Paris: The leaders of France and Germany on Wednesday called for quick action within the European Union to halt an economic downturn with measures such as an injection of state funds for small businesses, households and infrastructure projects.
President Nicolas Sarkozy and Chancellor Angela Merkel, in a joint newspaper column, insisted the slump will lead some members to surpass the EU’s 3% limit on national deficits as a percentage of economic output.
The comments come just as the EU is expected to announce later on Wednesday a two-year European Economic Recovery Plan, in which it calls on the 27 EU governments to spend about euro130 billion to support their economies.
The measures would complement a European “toolbox” recently agreed within the bloc to help banks. This time, the focus would be on stimulus for the overall economy, Sarkozy and Merkel wrote.
The measures could involve “financing investment and infrastructures, support for small- and mid-sized companies and direct support of households,” they wrote.

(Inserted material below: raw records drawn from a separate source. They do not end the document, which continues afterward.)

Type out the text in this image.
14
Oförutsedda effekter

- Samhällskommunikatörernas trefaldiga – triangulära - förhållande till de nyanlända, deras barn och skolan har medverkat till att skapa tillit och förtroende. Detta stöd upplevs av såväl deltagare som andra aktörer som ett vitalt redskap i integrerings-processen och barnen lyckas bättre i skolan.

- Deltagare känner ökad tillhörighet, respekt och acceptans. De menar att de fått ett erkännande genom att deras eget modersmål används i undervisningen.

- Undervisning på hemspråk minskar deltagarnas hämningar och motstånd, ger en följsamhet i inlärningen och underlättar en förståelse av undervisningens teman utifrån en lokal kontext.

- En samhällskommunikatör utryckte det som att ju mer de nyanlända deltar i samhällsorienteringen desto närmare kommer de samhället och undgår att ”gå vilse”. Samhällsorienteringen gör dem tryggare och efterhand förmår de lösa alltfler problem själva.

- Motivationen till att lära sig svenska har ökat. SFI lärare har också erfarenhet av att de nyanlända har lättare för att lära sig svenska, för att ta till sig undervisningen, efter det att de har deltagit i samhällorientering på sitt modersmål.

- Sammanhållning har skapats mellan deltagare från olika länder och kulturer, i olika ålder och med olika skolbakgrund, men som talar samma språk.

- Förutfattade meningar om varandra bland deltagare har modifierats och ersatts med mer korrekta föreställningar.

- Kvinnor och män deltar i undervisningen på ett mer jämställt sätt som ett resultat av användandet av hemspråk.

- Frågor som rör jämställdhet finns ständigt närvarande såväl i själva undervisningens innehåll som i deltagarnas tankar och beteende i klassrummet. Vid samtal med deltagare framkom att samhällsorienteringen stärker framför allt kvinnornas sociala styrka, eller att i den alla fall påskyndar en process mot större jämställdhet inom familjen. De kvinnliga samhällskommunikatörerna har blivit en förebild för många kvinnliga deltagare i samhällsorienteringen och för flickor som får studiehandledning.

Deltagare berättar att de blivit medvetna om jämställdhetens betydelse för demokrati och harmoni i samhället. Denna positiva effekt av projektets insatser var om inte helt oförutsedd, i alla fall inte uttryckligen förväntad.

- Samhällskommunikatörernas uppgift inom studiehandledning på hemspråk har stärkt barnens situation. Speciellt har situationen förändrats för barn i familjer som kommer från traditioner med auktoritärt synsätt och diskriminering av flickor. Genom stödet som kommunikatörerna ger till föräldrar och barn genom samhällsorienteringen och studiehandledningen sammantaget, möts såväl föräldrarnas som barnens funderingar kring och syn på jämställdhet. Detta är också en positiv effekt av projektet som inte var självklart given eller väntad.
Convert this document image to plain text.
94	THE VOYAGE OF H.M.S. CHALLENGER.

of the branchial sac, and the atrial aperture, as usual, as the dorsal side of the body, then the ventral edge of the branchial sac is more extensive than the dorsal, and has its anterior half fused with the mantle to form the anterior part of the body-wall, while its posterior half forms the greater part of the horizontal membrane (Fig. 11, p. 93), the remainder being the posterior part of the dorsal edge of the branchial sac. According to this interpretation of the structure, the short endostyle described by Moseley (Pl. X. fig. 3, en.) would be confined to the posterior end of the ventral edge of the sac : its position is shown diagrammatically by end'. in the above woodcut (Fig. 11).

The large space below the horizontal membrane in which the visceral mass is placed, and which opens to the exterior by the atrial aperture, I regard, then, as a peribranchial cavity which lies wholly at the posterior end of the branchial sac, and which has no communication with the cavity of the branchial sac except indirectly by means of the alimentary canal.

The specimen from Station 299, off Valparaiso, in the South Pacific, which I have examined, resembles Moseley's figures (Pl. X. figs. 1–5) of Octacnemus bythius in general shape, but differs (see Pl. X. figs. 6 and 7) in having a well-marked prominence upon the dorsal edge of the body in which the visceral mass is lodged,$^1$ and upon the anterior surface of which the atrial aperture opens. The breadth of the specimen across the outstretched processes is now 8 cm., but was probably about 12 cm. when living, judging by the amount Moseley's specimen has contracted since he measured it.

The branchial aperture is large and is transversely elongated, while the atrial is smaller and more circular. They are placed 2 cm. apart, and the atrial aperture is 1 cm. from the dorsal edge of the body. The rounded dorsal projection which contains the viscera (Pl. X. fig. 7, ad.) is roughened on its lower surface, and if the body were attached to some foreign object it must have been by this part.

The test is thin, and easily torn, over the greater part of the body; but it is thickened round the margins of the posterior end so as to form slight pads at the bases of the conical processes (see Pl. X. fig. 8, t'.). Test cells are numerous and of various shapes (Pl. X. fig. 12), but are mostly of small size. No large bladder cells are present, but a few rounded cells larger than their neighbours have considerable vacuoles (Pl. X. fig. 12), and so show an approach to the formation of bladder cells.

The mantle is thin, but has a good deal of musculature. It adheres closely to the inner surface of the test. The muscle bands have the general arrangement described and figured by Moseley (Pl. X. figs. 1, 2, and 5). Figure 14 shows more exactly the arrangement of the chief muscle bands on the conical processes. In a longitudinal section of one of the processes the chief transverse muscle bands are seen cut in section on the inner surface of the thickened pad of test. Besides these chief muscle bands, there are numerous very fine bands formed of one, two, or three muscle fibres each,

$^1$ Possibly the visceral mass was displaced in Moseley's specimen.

Member states would decide their own doses of state support.
Sarkozy and Merkel said the measures should also fit with the leaders’ goal of long-term budget “sustainability” a topic they will take up with EU partners in the coming days.
As for the possible amount, Merkel and Sarkozy wrote that “one point of EU gross domestic product is a good target,” suggesting the subject may come up at the bloc’s summit meeting 11 and 12 December.
Also Wednesday, French Finance Minister Christine Lagarde warned on France-Info radio that unemployment figures in the country “will be bad” in the coming months because of the economic slowdown.
Speaking later on France-Info radio, she took issue with Britain’s move Monday to cut the basic sales tax, the Value Added Tax, to the EU minimum of 15% from the current 17.5% in a bid to jolt the economy.
Lagarde said France’s government wouldn’t cut the sales tax across the board in the same way because such a move would encourage imports, adding that she regretted the British decision to “go it alone” by lowering the VAT. France could target such a reduction only in specific sectors such as the automobile industry, she said.